Sunday, 5 p.m., we open Zoom hoping to be up to the task. Fortunately, Camilo, Francis and Anita are there to guide us. A PDF document detailing the ingredients and the different steps is also available. We had received, the day before, a box containing all the elements needed to make pork dumplings with leeks and a tiger salad.
The live class is very lively! The atmosphere is relaxed and festive, and we feel that the trio of chefs have a lot of fun (we do too!). They don’t hesitate to challenge participants and joke with them. A chat also allows you to ask questions.
Not easy
Making dumplings is a task that requires patience and dexterity. Both were put to the test during this evening which stretched beyond the scheduled two hours.
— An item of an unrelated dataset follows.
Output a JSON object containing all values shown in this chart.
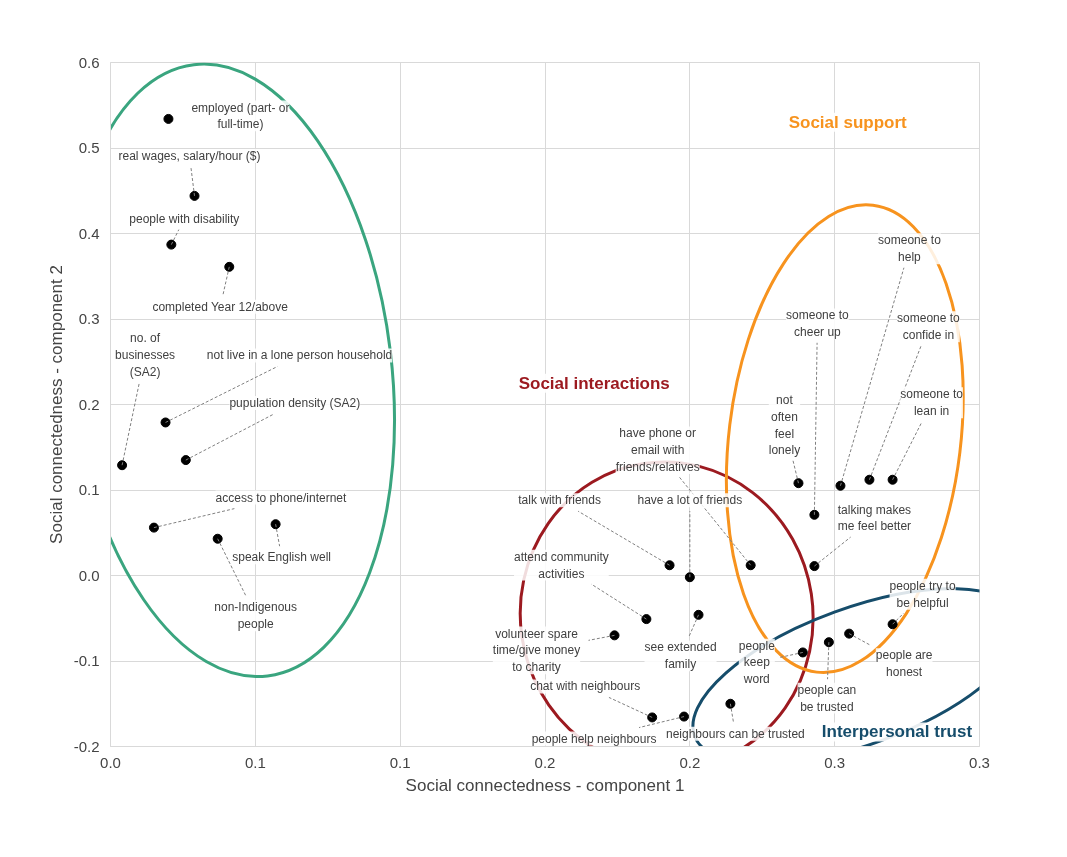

First we learned how to properly knead the dough (flour and warm water are first mixed using chopsticks). Then, while our pretty elastic ball rested, Anita explained how to infuse water with ginger and green onions, and how to salt the thinly sliced leek, two elements that will be used to make the stuffing.
While everything rests, chicory and melon radish are cut into juliennes while celery and coriander are minced. Here’s the salad. For the vinaigrette, a previously heated canola oil is poured over a mixture of garlic and bird’s eye chili. Wasabi and soy sauce will come into the mix.
Then we move on to stuffing. Anita teaches us how to obtain a very airy preparation, by gradually adding the liquid infusion and mixing vigorously by hand. An insider tip that we now have.
The trickiest and most difficult step follows. After separating the dough into four sausages and dividing them into small balls, gently flatten each of them into discs of equal size, using a small rolling pin. It’s harder to do than to read.
It is after 7 p.m. and all that remains is to assemble and cook the dumplings and then make the sauce. The chefs go into second gear, leaving a few participants — including us — behind. Busy making dumplings that are a bit pretty (that too will have to be reworked), we lose a good part of the two cooking techniques demonstrated, in water and in a pan. Fortunately, the document is not far away.
After a few cold sweats, here we are. Our dumplings aren’t very pretty, but they’re good. And next time, we promise ourselves that they will be more photogenic.
Most
The feeling of closeness to the chefs and the festive atmosphere. A great way to spend your Sunday evening while learning new recipes and techniques.
The lessers
A bit of disorganization here and there. An overview of the steps to follow at the beginning of the class would be in order for more fluidity.
To know
There are still five episodes left in the second season. The next one will be broadcast on February 27, at 5 p.m., when Antonin Mousseau-Rivard will tackle the blanquette de veau. Chefs Fisun Ercan, Paul Toussaint and Danny Smiles will be next. To participate, two options: with the ingredients delivered to your door ($85, possibility of adding a bottle of wine in agreement proposed by the sommelier) or with the instructions and list of ingredients only ($20).